My daughter is learning to ride a bike. As the last child in our family to learn how to ride a bike with no training wheels you’d think I’d be a pro at this teaching skill by now. And while I’ve picked up a few tricks from teaching her two brothers, teaching her has proved to be a completely different challenge.

Teaching my older son how to ride a bike was like training for a marathon. It took a lot of time. I’d say a year if I had to guess. Every so often the mood would strike and he’d ask me to take off his training wheels and teach him how to ride. So I would, and for the next few weeks we would try to make a go of it. Inevitably, he would give up and convince me to put the training wheels back on so that he could ride by himself again. This went on for several months until I went away for a weekend. It was on that weekend that he finally got the hang of it and the training wheels never went back on. To this day, if you ask him who taught him how to ride his bike he will tell you he taught himself, while I was out of town. All the hours of hard work I put in, and I had to watch his first solo bike ride via an iPhone video that my husband sent me. Not that I’m bitter.

My younger son really did practically teach himself. I took him out a few times to show him the ropes, but it didn’t take nearly as long, maybe two or three weekends. This was mostly due to a new family rule: once the training wheels come off, they don’t go back on. If he wanted to keep up with his older brother, he had to learn quickly. And so he did. Before I knew it, he was off on his own.

Teaching my daughter how to ride is exactly how I imagine it must have been to teach me to ride a bike. She is a perfectionist. She would like to get on the bike and be able to ride right away. She does not want to fall. She does not want to mess up.
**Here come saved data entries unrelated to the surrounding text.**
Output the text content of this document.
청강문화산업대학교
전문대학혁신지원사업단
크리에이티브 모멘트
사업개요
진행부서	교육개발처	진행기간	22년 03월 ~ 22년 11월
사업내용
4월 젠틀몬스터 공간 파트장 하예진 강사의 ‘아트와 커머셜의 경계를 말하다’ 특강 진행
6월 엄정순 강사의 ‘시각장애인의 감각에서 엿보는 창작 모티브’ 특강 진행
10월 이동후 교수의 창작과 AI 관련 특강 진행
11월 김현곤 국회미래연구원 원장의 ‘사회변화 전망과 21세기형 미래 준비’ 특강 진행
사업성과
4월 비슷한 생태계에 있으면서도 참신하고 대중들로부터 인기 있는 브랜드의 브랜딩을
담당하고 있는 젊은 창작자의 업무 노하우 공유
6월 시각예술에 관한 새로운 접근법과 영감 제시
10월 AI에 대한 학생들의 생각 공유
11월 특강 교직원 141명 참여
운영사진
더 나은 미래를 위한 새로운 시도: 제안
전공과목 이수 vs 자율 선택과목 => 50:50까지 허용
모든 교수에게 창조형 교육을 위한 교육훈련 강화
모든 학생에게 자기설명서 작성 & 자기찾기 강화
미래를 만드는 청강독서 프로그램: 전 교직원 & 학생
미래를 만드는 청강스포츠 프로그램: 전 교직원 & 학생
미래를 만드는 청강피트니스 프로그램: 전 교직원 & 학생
She just wants to do it right the first time. She has very little patience for all the trial and error that goes into learning. She does not appreciate the experimentation that one must do to learn how far to lean left when you feel yourself falling right.
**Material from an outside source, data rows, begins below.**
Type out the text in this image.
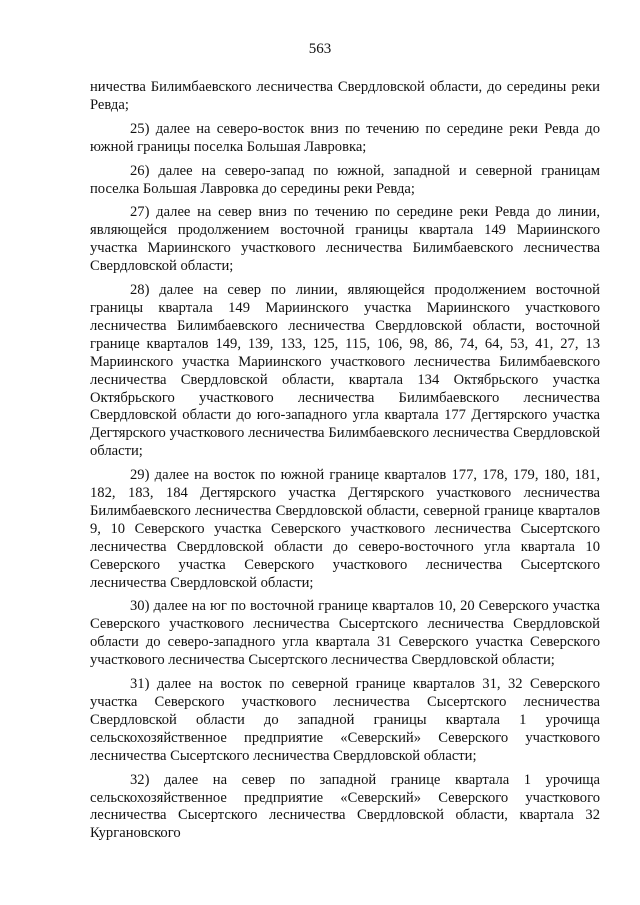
563

ничества Билимбаевского лесничества Свердловской области, до середины реки Ревда;

25) далее на северо-восток вниз по течению по середине реки Ревда до южной границы поселка Большая Лавровка;

26) далее на северо-запад по южной, западной и северной границам поселка Большая Лавровка до середины реки Ревда;

27) далее на север вниз по течению по середине реки Ревда до линии, являющейся продолжением восточной границы квартала 149 Мариинского участка Мариинского участкового лесничества Билимбаевского лесничества Свердловской области;

28) далее на север по линии, являющейся продолжением восточной границы квартала 149 Мариинского участка Мариинского участкового лесничества Билимбаевского лесничества Свердловской области, восточной границе кварталов 149, 139, 133, 125, 115, 106, 98, 86, 74, 64, 53, 41, 27, 13 Мариинского участка Мариинского участкового лесничества Билимбаевского лесничества Свердловской области, квартала 134 Октябрьского участка Октябрьского участкового лесничества Билимбаевского лесничества Свердловской области до юго-западного угла квартала 177 Дегтярского участка Дегтярского участкового лесничества Билимбаевского лесничества Свердловской области;

29) далее на восток по южной границе кварталов 177, 178, 179, 180, 181, 182, 183, 184 Дегтярского участка Дегтярского участкового лесничества Билимбаевского лесничества Свердловской области, северной границе кварталов 9, 10 Северского участка Северского участкового лесничества Сысертского лесничества Свердловской области до северо-восточного угла квартала 10 Северского участка Северского участкового лесничества Сысертского лесничества Свердловской области;

30) далее на юг по восточной границе кварталов 10, 20 Северского участка Северского участкового лесничества Сысертского лесничества Свердловской области до северо-западного угла квартала 31 Северского участка Северского участкового лесничества Сысертского лесничества Свердловской области;

31) далее на восток по северной границе кварталов 31, 32 Северского участка Северского участкового лесничества Сысертского лесничества Свердловской области до западной границы квартала 1 урочища сельскохозяйственное предприятие «Северский» Северского участкового лесничества Сысертского лесничества Свердловской области;

32) далее на север по западной границе квартала 1 урочища сельскохозяйственное предприятие «Северский» Северского участкового лесничества Сысертского лесничества Свердловской области, квартала 32 Кургановского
It’s been more than a year since her twin brother learned how to ride a bike. The boy next door is eight months younger and he learned a few months ago. She’s the last kid on the street to learn to ride. For some kids, this would be just the motivation needed to kick it into gear and learn. For her, it’s reason to give up all together.

This weekend, after a fall from the bike, she sat on my lap and cried, “I’m never going to learn this. I’m horrible at it!” My heart hurt for her. I knew it was killing her that she was working so hard and seeing no results. Meanwhile, all the kids in the neighborhood were joyfully playing on the swing set in the backyard. She wanted to be playing with them; she didn’t want to be doing this. As her frustration with the process began to grow, I had little energy to continue the training. I tried to remind myself that as frustrating as it was for me trying to teach her with no success, it was even more frustrating for her trying to learn with no success.
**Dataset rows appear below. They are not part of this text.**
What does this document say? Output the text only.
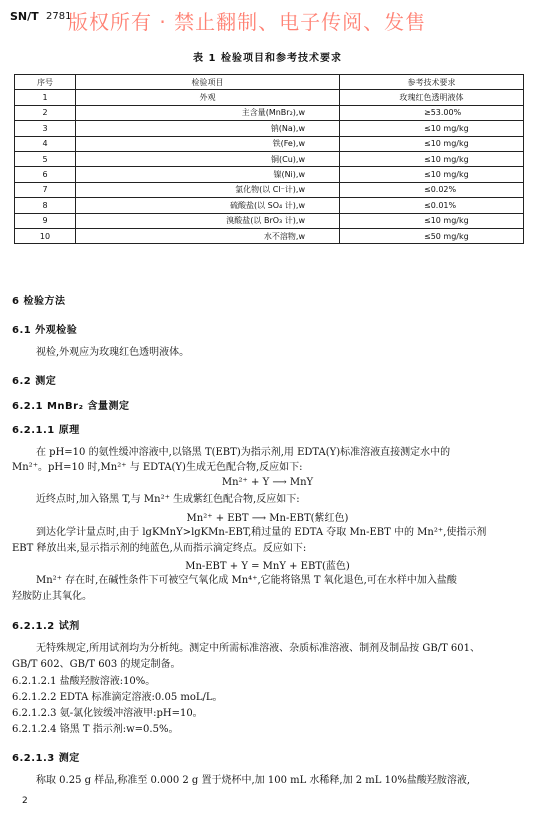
SN/T 2781
版权所有 · 禁止翻制、电子传阅、发售
表 1 检验项目和参考技术要求
序号	检验项目	参考技术要求
1	外观	玫瑰红色透明液体
2	主含量(MnBr₂),w	≥53.00%
3	钠(Na),w	≤10 mg/kg
4	铁(Fe),w	≤10 mg/kg
5	铜(Cu),w	≤10 mg/kg
6	镍(Ni),w	≤10 mg/kg
7	氯化物(以 Cl⁻计),w	≤0.02%
8	硫酸盐(以 SO₄ 计),w	≤0.01%
9	溴酸盐(以 BrO₃ 计),w	≤10 mg/kg
10	水不溶物,w	≤50 mg/kg
6 检验方法
6.1 外观检验
视检,外观应为玫瑰红色透明液体。
6.2 测定
6.2.1 MnBr₂ 含量测定
6.2.1.1 原理
在 pH=10 的氨性缓冲溶液中,以铬黑 T(EBT)为指示剂,用 EDTA(Y)标准溶液直接测定水中的
Mn²⁺。pH=10 时,Mn²⁺ 与 EDTA(Y)生成无色配合物,反应如下:
Mn²⁺ + Y ⟶ MnY
近终点时,加入铬黑 T,与 Mn²⁺ 生成紫红色配合物,反应如下:
Mn²⁺ + EBT ⟶ Mn-EBT(紫红色)
到达化学计量点时,由于 lgKMnY>lgKMn-EBT,稍过量的 EDTA 夺取 Mn-EBT 中的 Mn²⁺,使指示剂
EBT 释放出来,显示指示剂的纯蓝色,从而指示滴定终点。反应如下:
Mn-EBT + Y = MnY + EBT(蓝色)
Mn²⁺ 存在时,在碱性条件下可被空气氧化成 Mn⁴⁺,它能将铬黑 T 氧化退色,可在水样中加入盐酸
羟胺防止其氧化。
6.2.1.2 试剂
无特殊规定,所用试剂均为分析纯。测定中所需标准溶液、杂质标准溶液、制剂及制品按 GB/T 601、
GB/T 602、GB/T 603 的规定制备。
6.2.1.2.1 盐酸羟胺溶液:10%。
6.2.1.2.2 EDTA 标准滴定溶液:0.05 moL/L。
6.2.1.2.3 氨-氯化铵缓冲溶液甲:pH=10。
6.2.1.2.4 铬黑 T 指示剂:w=0.5%。
6.2.1.3 测定
称取 0.25 g 样品,称准至 0.000 2 g 置于烧杯中,加 100 mL 水稀释,加 2 mL 10%盐酸羟胺溶液,
2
In the coming days and weeks (or dare I say it, months) my daughter and I will have some valuable life lessons to learn together. Two perfectionists will be learning that some things in life cannot be learned solely by calculated well thought-out strategies. Some things require failure. Some techniques can only be mastered by doing them wrong a few times. At times, we are both going to feel exhausted. In those moments I hope that I remember that she will be looking to me for clues on how to act. When we are both feeling like failures, her as a bike rider, me as a teacher, she is going to be watching me. If I get upset and quit, she’ll learn that failure is not merely a stumbling block but a dead end. If I lose my patience, she’ll likely lose hers and instead of enduring she’ll give up.

I have no idea what the winning strategy is going to be for teaching her to ride a bike. I’m willing to try a bunch of different things. One thing I can promise her is that I won’t give up on her. She’s my last child to teach to ride a bike. I won’t get another shot at this. We are going to do this and we are going to do this together. And you better believe I won’t be going out of town until she can ride solo.